Испытывая ненависть к делу отца и научным изысканиям брата, он сделал своей религией музыку и литературу. Весь первый год ему очень нравилось в Оксфорде. Он ходил на званые чаепития и отваживался вступать в разговоры. К его радости и удивлению, люди вроде бы прислушивались к тому, что он говорил. Но когда он начал выступать слишком часто, то заметил, что на лицах слушателей появляется легкое замешательство. «Вот так всегда, — сказал Питер, — вечно я беру фальшивую ноту».
Еще в годы его детства в большом родительском доме, расположенном в фешенебельном районе Лондона — с четырьмя ванными комнатами и гаражом на три машины, — где всегда кормили до отвала, семья Уилкинсонов медленно разваливалась, словно в ней что-то подгнило. Мистер Уилкинсон с его больными почками, с его виски и умением «управлять людьми», жалкий и потерянный, все время злился и рычал, как сердитый старый пес, на детей, когда они проходили мимо. За едой все молчали. Избегая глядеть друг другу в глаза, домочадцы торопились к себе наверх, чтобы написать близким друзьям письма, полные ненависти и сарказма. Только Питеру было некому писать. Он запирался в своей безвкусно и роскошно обставленной спальне и жадно глотал книги.

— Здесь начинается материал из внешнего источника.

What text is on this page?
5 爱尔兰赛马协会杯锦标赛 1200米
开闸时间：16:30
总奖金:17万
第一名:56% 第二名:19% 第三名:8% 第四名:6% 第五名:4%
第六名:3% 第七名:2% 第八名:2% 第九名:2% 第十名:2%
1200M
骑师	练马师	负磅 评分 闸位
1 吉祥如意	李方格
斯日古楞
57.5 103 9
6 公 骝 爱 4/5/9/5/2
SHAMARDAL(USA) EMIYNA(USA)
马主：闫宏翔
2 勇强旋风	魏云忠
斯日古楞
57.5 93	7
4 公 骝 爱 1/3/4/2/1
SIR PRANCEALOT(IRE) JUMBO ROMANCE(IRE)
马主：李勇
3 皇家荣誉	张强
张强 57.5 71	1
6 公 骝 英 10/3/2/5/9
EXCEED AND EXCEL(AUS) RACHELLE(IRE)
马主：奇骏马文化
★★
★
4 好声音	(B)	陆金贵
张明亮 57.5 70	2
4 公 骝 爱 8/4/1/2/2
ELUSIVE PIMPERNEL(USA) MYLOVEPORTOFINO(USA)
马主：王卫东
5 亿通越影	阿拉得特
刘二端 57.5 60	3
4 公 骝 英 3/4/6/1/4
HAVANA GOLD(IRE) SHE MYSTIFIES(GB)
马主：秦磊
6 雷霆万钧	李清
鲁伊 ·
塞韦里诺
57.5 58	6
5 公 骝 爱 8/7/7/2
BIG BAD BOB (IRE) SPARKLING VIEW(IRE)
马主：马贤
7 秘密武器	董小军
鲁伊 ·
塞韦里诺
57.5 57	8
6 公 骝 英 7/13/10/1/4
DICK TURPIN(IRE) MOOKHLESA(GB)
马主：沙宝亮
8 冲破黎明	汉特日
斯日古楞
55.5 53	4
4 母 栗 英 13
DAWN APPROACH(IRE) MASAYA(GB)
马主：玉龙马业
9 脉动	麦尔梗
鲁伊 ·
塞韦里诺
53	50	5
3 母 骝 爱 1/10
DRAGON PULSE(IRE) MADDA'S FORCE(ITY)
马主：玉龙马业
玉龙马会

Теперь так же все разваливалось в Оксфорде. Питер уже не ходил на чаепития. Он целыми днями занимался, и перед экзаменами у него случился нервный срыв. Доктор посоветовал полностью переменить обстановку, найти какое-нибудь занятие по вкусу. Отец разрешил ему поехать на ферму в Девоншире, а затем стал поговаривать о бизнесе. Мистеру Уилкинсону так и не удалось убедить своих детей хотя бы из вежливости поинтересоваться источником их доходов. Они были неприступны, каждый жил в своем мире. Одна из дочерей собиралась выйти замуж за пэра, другая часто охотилась с принцем Уэльским. Старший сын читал лекции в Королевском географическом обществе. Лишь Питер ничем не оправдывал своего существования. Другие дети вели себя эгоистично, но они знали, чего хотят. Питер тоже вел себя эгоистично, но не знал, чего он хочет.
Однако в решающий момент умер его дядя, брат матери. Он жил в Канаде. Видел Питера однажды ребенком и привязался к нему, потому и завещал ему все свои деньги — не очень много, но достаточно для сносного существования.
Питер отправился в Париж и начал заниматься музыкой. Учитель сказал ему, что из него в лучшем случае выйдет сносный второсортный дилетант, но он стал еще упорней заниматься, работал, просто чтобы ни о чем не думать, и снова получил нервный срыв, — правда, менее серьезный, чем первый. Чувствуя, что сходит с ума, он приехал в Лондон и обнаружил дома одного отца. В первый же вечер между ними произошла ужасная ссора, после чего они едва обменялись парой фраз. Через неделю молчания и сытных трапез у Питера развилась мания убийства. Во время завтрака он не мог оторвать взгляда от прыща на горле отца. Вертел в руках хлебный нож. Внезапно левая часть лица начала подергиваться. Она дергалась так, что ему пришлось прижать щеку рукой. Он был уверен, что отец заметил тик и нарочно отмалчивается — то есть сознательно мучает его. Наконец, Питер не выдержал. Он вскочил и поспешил из комнаты в сад, где бросился ничком на мокрую лужайку. Так он и лежал, слишком испуганный, чтобы пошевелиться. Через четверть часа тик прекратился.